Because most philosophies that frown on reproduction don't survive.

Wednesday, December 04, 2024

Hanging on by my Fingernails!

 It is the eve of my 46th birthday, and I want to tell you about possibly the most astonishing, unexpected thing that has happened to me in my more-than-four-and-a-half decades:

The scab is from the kitten. I have almost the exact scratch in my wedding photos 23 years ago, when the old deceased cat was a kitten.

After almost forty years, I have stopped biting my nails.

I have bitten my nails since I was seven years old, when someone told me that the piano teacher would cut your nails if they were too long. (That, at least, is the reason I remember. Who knows why we do what we do?) I'm almost afraid to say it out loud lest I jinx it, but the more I analyze that thought, the more I realize that it's a fear of accountability. So let me say it again:

I have stopped biting my nails.

I do not understand it, but from the timing, I guess that it has something to do with protein. Since I started  eating a metric ton of protein, both to support my daughter who needs it, and at the hest of the dietitian, food has become very dull. The fact that I can find and consume protein with a minimum of effort makes this a very first-world problem, and yet I grow weary of it, you know? I have lost almost ten pounds, some portion of which I can instantly regain if I increase my portion sizes of anything or decrease my protein intake. Currently I'm in a rut, waiting to break out of a plateau.
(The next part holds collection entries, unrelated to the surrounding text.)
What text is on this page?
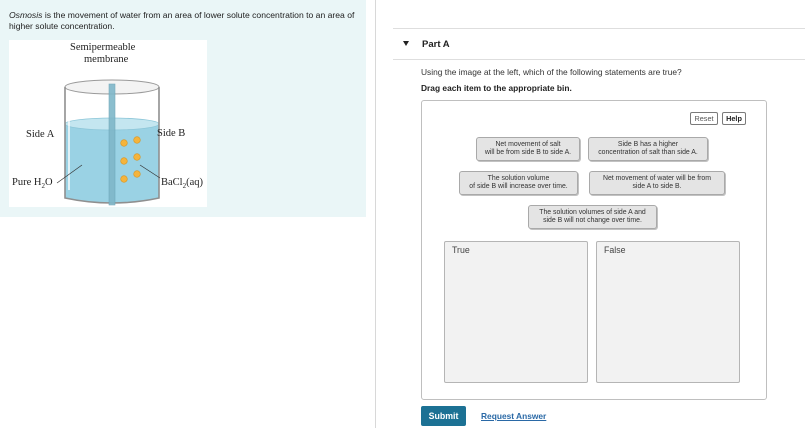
Osmosis is the movement of water from an area of lower solute concentration to an area of higher solute concentration.

Semipermeable
membrane
Side A	Side B
Pure $H_2O$	BaCl$_2$(aq)
Part A
Using the image at the left, which of the following statements are true?
Drag each item to the appropriate bin.
Reset	Help
Net movement of salt
will be from side B to side A.
Side B has a higher
concentration of salt than side A.
The solution volume
of side B will increase over time.
Net movement of water will be from
side A to side B.
The solution volumes of side A and
side B will not change over time.
True	False
Submit	Request Answer
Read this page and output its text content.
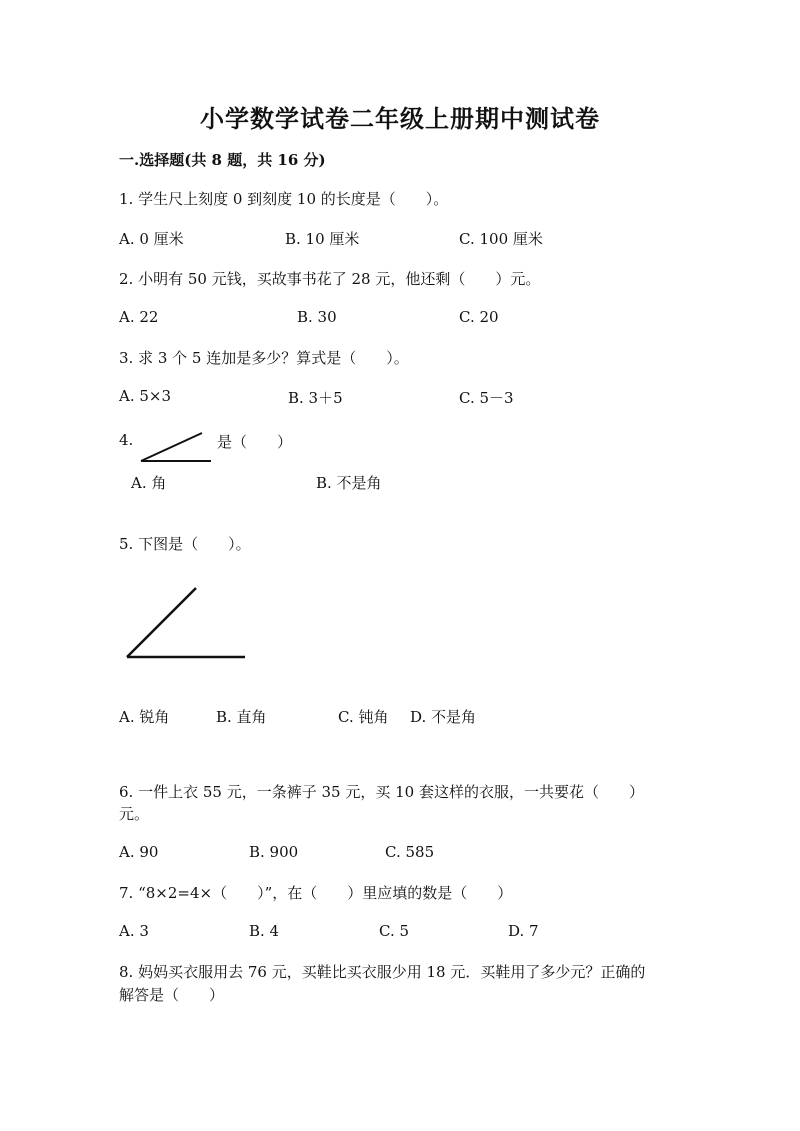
小学数学试卷二年级上册期中测试卷
一.选择题(共 8 题，共 16 分)
1. 学生尺上刻度 0 到刻度 10 的长度是（　　）。
A. 0 厘米	B. 10 厘米	C. 100 厘米
2. 小明有 50 元钱，买故事书花了 28 元，他还剩（　　）元。
A. 22	B. 30	C. 20
3. 求 3 个 5 连加是多少？算式是（　　）。
A. 5×3	B. 3＋5	C. 5－3
4.	是（　　）
A. 角	B. 不是角
5. 下图是（　　）。
A. 锐角	B. 直角	C. 钝角 D. 不是角
6. 一件上衣 55 元，一条裤子 35 元，买 10 套这样的衣服，一共要花（　　）
元。
A. 90	B. 900	C. 585
7. “8×2=4×（　　）”，在（　　）里应填的数是（　　）
A. 3	B. 4	C. 5	D. 7
8. 妈妈买衣服用去 76 元，买鞋比买衣服少用 18 元．买鞋用了多少元？正确的
解答是（　　）
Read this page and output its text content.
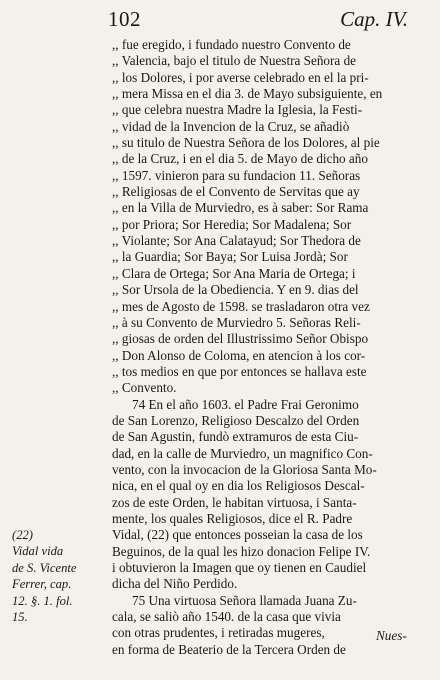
102	Cap. IV.
,, fue eregido, i fundado nuestro Convento de
,, Valencia, bajo el titulo de Nuestra Señora de
,, los Dolores, i por averse celebrado en el la pri-
,, mera Missa en el dia 3. de Mayo subsiguiente, en
,, que celebra nuestra Madre la Iglesia, la Festi-
,, vidad de la Invencion de la Cruz, se añadiò
,, su titulo de Nuestra Señora de los Dolores, al pie
,, de la Cruz, i en el dia 5. de Mayo de dicho año
,, 1597. vinieron para su fundacion 11. Señoras
,, Religiosas de el Convento de Servitas que ay
,, en la Villa de Murviedro, es à saber: Sor Rama
,, por Priora; Sor Heredia; Sor Madalena; Sor
,, Violante; Sor Ana Calatayud; Sor Thedora de
,, la Guardia; Sor Baya; Sor Luisa Jordà; Sor
,, Clara de Ortega; Sor Ana Maria de Ortega; i
,, Sor Ursola de la Obediencia. Y en 9. dias del
,, mes de Agosto de 1598. se trasladaron otra vez
,, à su Convento de Murviedro 5. Señoras Reli-
,, giosas de orden del Illustrissimo Señor Obispo
,, Don Alonso de Coloma, en atencion à los cor-
,, tos medios en que por entonces se hallava este
,, Convento.
74 En el año 1603. el Padre Frai Geronimo
de San Lorenzo, Religioso Descalzo del Orden
de San Agustin, fundò extramuros de esta Ciu-
dad, en la calle de Murviedro, un magnifico Con-
vento, con la invocacion de la Gloriosa Santa Mo-
nica, en el qual oy en dia los Religiosos Descal-
zos de este Orden, le habitan virtuosa, i Santa-
mente, los quales Religiosos, dice el R. Padre
Vidal, (22) que entonces posseian la casa de los
Beguinos, de la qual les hizo donacion Felipe IV.
i obtuvieron la Imagen que oy tienen en Caudiel
dicha del Niño Perdido.
75 Una virtuosa Señora llamada Juana Zu-
cala, se saliò año 1540. de la casa que vivia
con otras prudentes, i retiradas mugeres,
en forma de Beaterio de la Tercera Orden de
(22)
Vidal vida
de S. Vicente
Ferrer, cap.
12. §. 1. fol.
15.
Nues-
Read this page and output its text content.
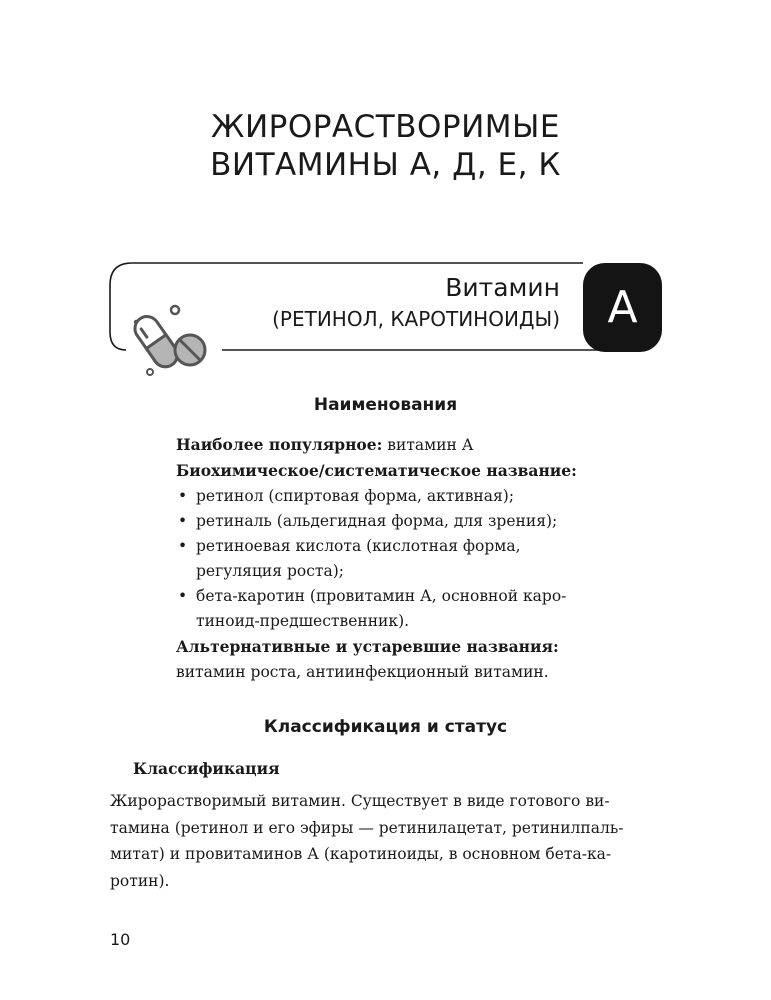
ЖИРОРАСТВОРИМЫЕ
ВИТАМИНЫ А, Д, Е, К
Витамин
(РЕТИНОЛ, КАРОТИНОИДЫ) A
Наименования

Наиболее популярное: витамин А

Биохимическое/систематическое название:

• ретинол (спиртовая форма, активная);
• ретиналь (альдегидная форма, для зрения);
• ретиноевая кислота (кислотная форма,
регуляция роста);
• бета-каротин (провитамин А, основной каро-
тиноид-предшественник).

Альтернативные и устаревшие названия:

витамин роста, антиинфекционный витамин.

Классификация и статус
Классификация
Жирорастворимый витамин. Существует в виде готового ви-
тамина (ретинол и его эфиры — ретинилацетат, ретинилпаль-
митат) и провитаминов А (каротиноиды, в основном бета-ка-
ротин).
10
But I've stopped biting my nails.

"I will believe it's true," I said, hedging my bets, "if I make it through the show without biting my nails off." And my nails survived through tech week, through performance, through strike, through the week-and-a-half of postshow stress dreams. They survived Thanksgiving. They survived yesterday, when I microplaned my thumb while grating cheese and shaved off the top layer of my thumb nail. But I didn't shave my thumb! Because it was protected by a fingernail! 

(It turns out that fingernails won't protect you if you microplane your knuckle, however. At that point I decided we had enough cheese.)

I look down at my hands multiple times a day, to make sure that my nails are still there and still growing. And sometimes I just look in astonishment at my nails! on my own hands! I'm considering getting a manicure, because I can! 

Often, as I approach my birthday, I find myself fighting a malaise, as I consider how many things I have not done over the past year, and whether they would have mattered anyway. But this year, through no real action of my own, a thing has been done to and for me. My nails have grown, on their own, without my agency, without my doing anything except not biting them, which I didn't do on purpose. If I had felt the urge to bite, I certainly would have done so. I don't understand it. But it's the very definition of gift, unsought, unexpected, unhoped for because impossible. 

I have stopped biting my nails! Happy birthday to me!

4 comments:

mandamum said...

Many happy returns of the day!!

Antoinette said...

Happy birthday and mazel tov on beautiful nails!

Bob the Ape said...

Happy birthday!

Emily J. said...

Happy Birthday! And CONGRATULATIONS! As a lifelong nailbiter, I join you in celebrating! It took me almost 50 years to quit- but for the past 2 years, I have only regressed a few times, usually when a snagged nail became irritating. The key for me was a combo of taking biotin - which probably is in all the protein - and having my daughter do my nails with her acrylic polish, which some articles say is bad for you, but maybe not as bad as biting your nails all your life. So hurrah! I applaud your achievement!